The clinic did not have a “crash cart” available. Crash carts are usually equipped with a drug that could have relaxed Ms. Rivers’ muscles so that a breathing tube could be inserted. The surgeon who performed the endoscopy was trained to open a hole in Ms. Rivers’ throat by performing an emergency cricothyrotomy, but she had already left the clinic.
The remaining personnel called 911. Unfortunately, by the time help arrived, Ms. Rivers had gone into cardiac arrest. She did not regain consciousness and was removed from life support seven days later. Brain damage caused by oxygen deprivation was determined to be the cause of death.
A federal investigation determined that the doctors failed to notice Ms. Rivers’ deteriorating condition, failed to maintain appropriate records concerning the anesthesia she received, failed to obtain Ms. Rivers’ consent for every procedure they performed, and allowed surgery to be performed by someone who had not been granted surgical privileges in the center.

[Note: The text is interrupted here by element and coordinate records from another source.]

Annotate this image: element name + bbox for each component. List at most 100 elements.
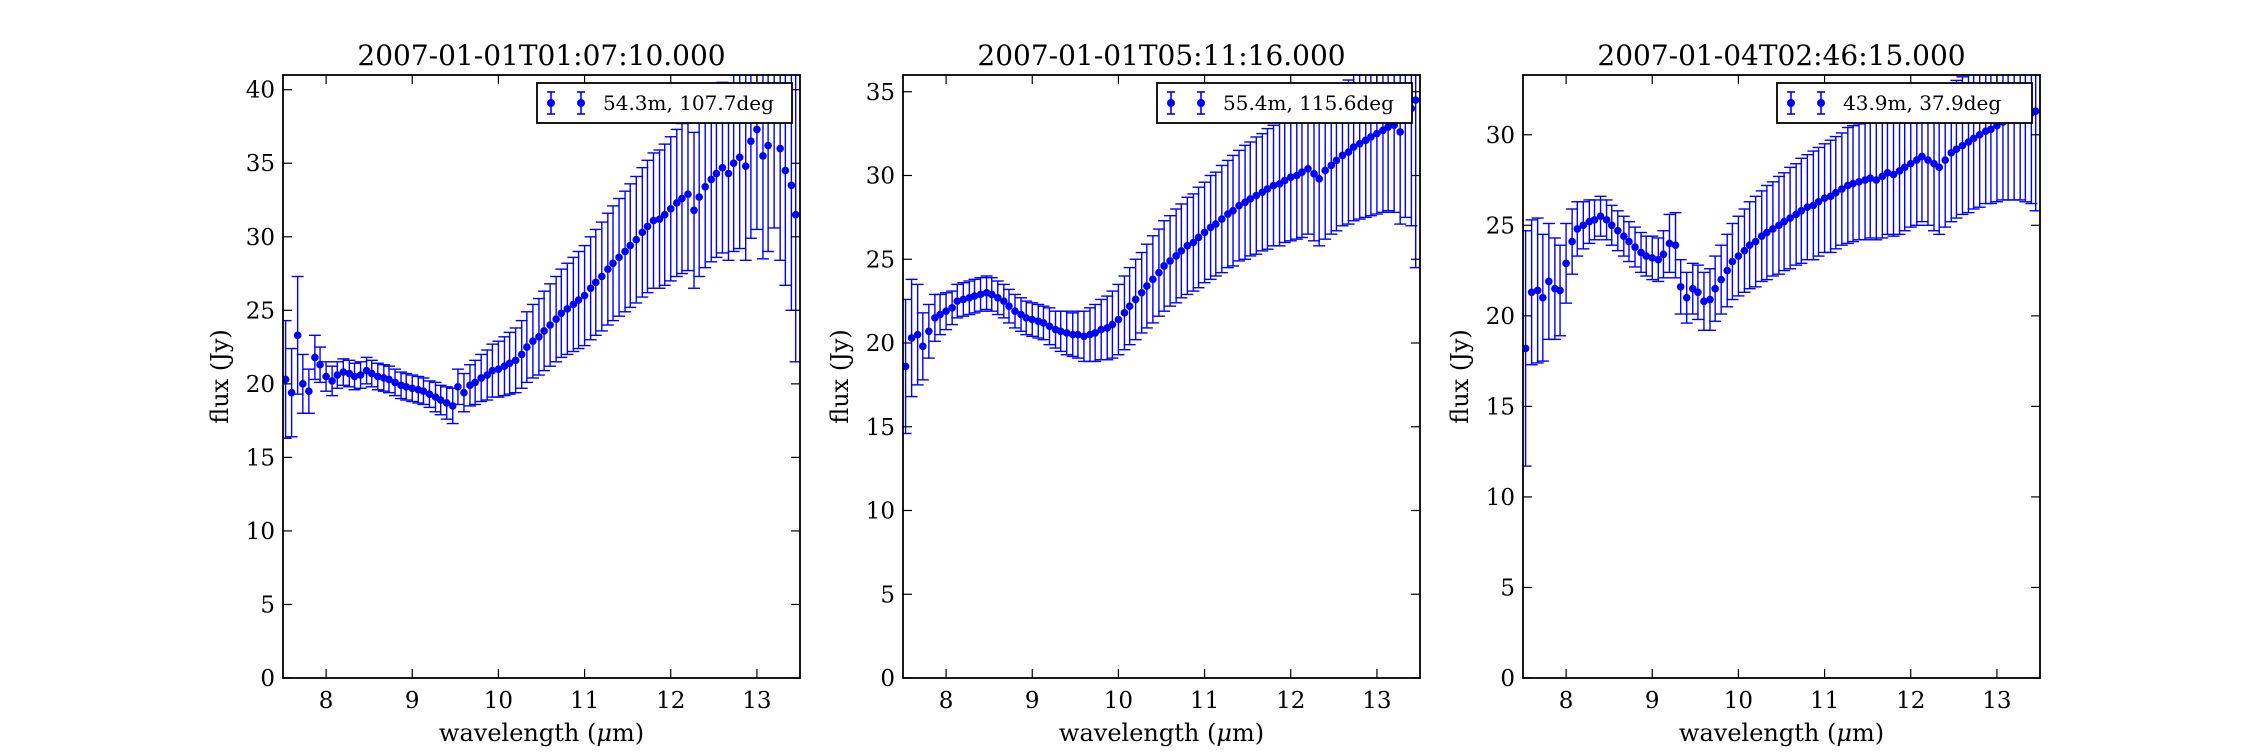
data-point (1987, 125, 1995, 134)
x-tick-label: 9 (1025, 688, 1040, 714)
data-point (1194, 233, 1203, 242)
data-point (1952, 145, 1961, 154)
x-tick-label: 13 (1362, 688, 1391, 714)
data-point (1900, 163, 1909, 172)
data-point (1728, 257, 1737, 266)
data-point (1745, 241, 1754, 250)
data-point (1545, 277, 1553, 286)
data-point (626, 241, 635, 250)
data-point (1906, 159, 1915, 168)
data-point (1831, 188, 1840, 197)
data-point (1183, 242, 1192, 250)
y-tick-label: 10 (866, 499, 895, 525)
data-point (1125, 302, 1134, 310)
y-axis-label: flux (Jy) (826, 329, 854, 424)
data-point (907, 334, 916, 342)
data-point (1918, 152, 1926, 161)
data-point (791, 210, 800, 219)
data-point (1080, 332, 1088, 341)
data-point (1797, 207, 1806, 215)
data-point (1062, 329, 1071, 337)
data-point (1527, 288, 1536, 297)
data-point (483, 371, 492, 379)
data-point (1310, 170, 1318, 178)
legend: 43.9m, 37.9deg (1776, 82, 2033, 124)
data-point (1883, 168, 1892, 177)
data-point (442, 399, 451, 407)
data-point (787, 181, 796, 190)
data-point (1769, 225, 1777, 233)
x-tick-label: 10 (1104, 688, 1133, 714)
x-tick-label: 10 (1724, 688, 1753, 714)
x-axis-label-mu: μ (1216, 719, 1232, 747)
data-point (953, 297, 962, 305)
data-point (913, 330, 922, 339)
data-point (367, 369, 376, 378)
data-point (1074, 330, 1082, 339)
y-axis-label: flux (Jy) (1446, 329, 1474, 424)
data-point (1786, 214, 1794, 222)
data-point (1682, 293, 1691, 302)
data-point (1763, 228, 1771, 237)
data-point (391, 378, 399, 387)
x-axis-label-prefix: wavelength ( (1679, 719, 1836, 747)
data-point (1120, 309, 1129, 317)
y-tick-label: 30 (866, 164, 895, 190)
data-point (350, 372, 359, 381)
data-point (1411, 96, 1420, 104)
data-point (993, 293, 1002, 302)
data-point (1969, 134, 1978, 143)
data-point (505, 359, 514, 368)
data-point (1367, 133, 1375, 141)
data-point (776, 144, 784, 153)
data-point (1304, 165, 1312, 173)
data-point (299, 380, 307, 388)
data-point (494, 365, 503, 373)
y-tick-label: 35 (246, 151, 275, 177)
data-point (1523, 344, 1530, 353)
data-point (1533, 286, 1542, 295)
y-tick-label: 5 (1500, 575, 1515, 601)
data-point (488, 366, 497, 375)
data-point (1573, 225, 1582, 233)
data-point (753, 125, 761, 134)
y-tick-label: 5 (880, 582, 895, 608)
data-point (701, 182, 710, 191)
data-point (1263, 185, 1272, 193)
data-point (678, 194, 686, 203)
y-tick-label: 20 (246, 372, 275, 398)
y-tick-label: 20 (866, 331, 895, 357)
y-tick-label: 25 (1486, 213, 1515, 239)
data-point (1286, 173, 1295, 181)
x-tick-label: 11 (1810, 688, 1839, 714)
data-point (764, 141, 772, 150)
data-point (1200, 228, 1209, 237)
data-point (672, 199, 681, 207)
data-point (546, 321, 554, 329)
y-tick-label: 35 (866, 80, 895, 106)
data-point (1269, 181, 1278, 190)
data-point (1384, 123, 1392, 131)
legend-marker (1817, 99, 1825, 107)
data-point (436, 396, 445, 404)
data-point (316, 360, 324, 369)
data-point (580, 291, 589, 300)
chart-title: 2007-01-04T02:46:15.000 (1597, 39, 1965, 72)
data-point (523, 343, 531, 351)
x-tick-label: 13 (742, 688, 771, 714)
y-tick-label: 0 (1500, 666, 1515, 692)
data-point (1596, 212, 1605, 221)
data-point (1218, 215, 1226, 223)
data-point (1556, 286, 1564, 295)
legend: 54.3m, 107.7deg (536, 82, 793, 124)
x-axis-label-suffix: m) (612, 719, 644, 747)
x-axis-label-prefix: wavelength ( (1059, 719, 1216, 747)
data-point (1539, 293, 1547, 302)
y-tick-label: 15 (866, 415, 895, 441)
data-point (1108, 320, 1117, 329)
data-point (1631, 243, 1639, 251)
data-point (598, 272, 606, 281)
data-point (333, 371, 342, 379)
y-tick-label: 25 (246, 298, 275, 324)
data-point (1975, 130, 1984, 139)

While Ms. Rivers’ celebrity status may have contributed to the acts of malpractice, the medical negligence might never have come to light if Ms. Rivers had not been a celebrity patient. When New York’s medical examiner certified a cause of death, no mention of medical negligence was made. The federal investigation was likely motivated by the publicity surrounding Ms. Rivers’ high-profile death.
Ms. Rivers’ death raised nationwide concerns about the safety of outpatient surgical centers (sometimes known as “ambulatory patient surgery centers”). While the procedures performed in the centers are classified as minor, any surgical procedure carries a risk. Emergency teams are available to make a rapid response when hospital surgery goes wrong, but patients in an outpatient center may need to await transfer to a hospital. As in Ms. Rivers’ case, that delay can be fatal.
Hospitals are equipped to handle a variety of crises, while the staff at outpatient centers is usually focused on a narrow set of health issues. They may not have the training and experience needed to respond to allergic reactions, heart failure, or a respiratory problem like the one that caused Joan River’s death.
About half of all patients treated at outpatient surgical centers are age 60 or older. Geriatricians caution that outpatient surgical centers can be a particularly risky choice for elderly patients who are “more likely to have multiple health conditions that can affect how their body responds to even minor surgical procedures.” Elderly patients experience more physical stress during surgery and deteriorate more quickly if an emergency arises.
Unlike hospitals, most outpatient surgical centers are owned by doctors. While they are subject to state licensing requirements, well-publicized harms like the death of Joan Rivers may spur a demand for more intensive regulation of outpatient facilities. At the very least, Ms. River’s death and the subsequent malpractice settlement should raise public awareness of the enhanced risks associated with outpatient surgical procedures that are performed on elderly patients.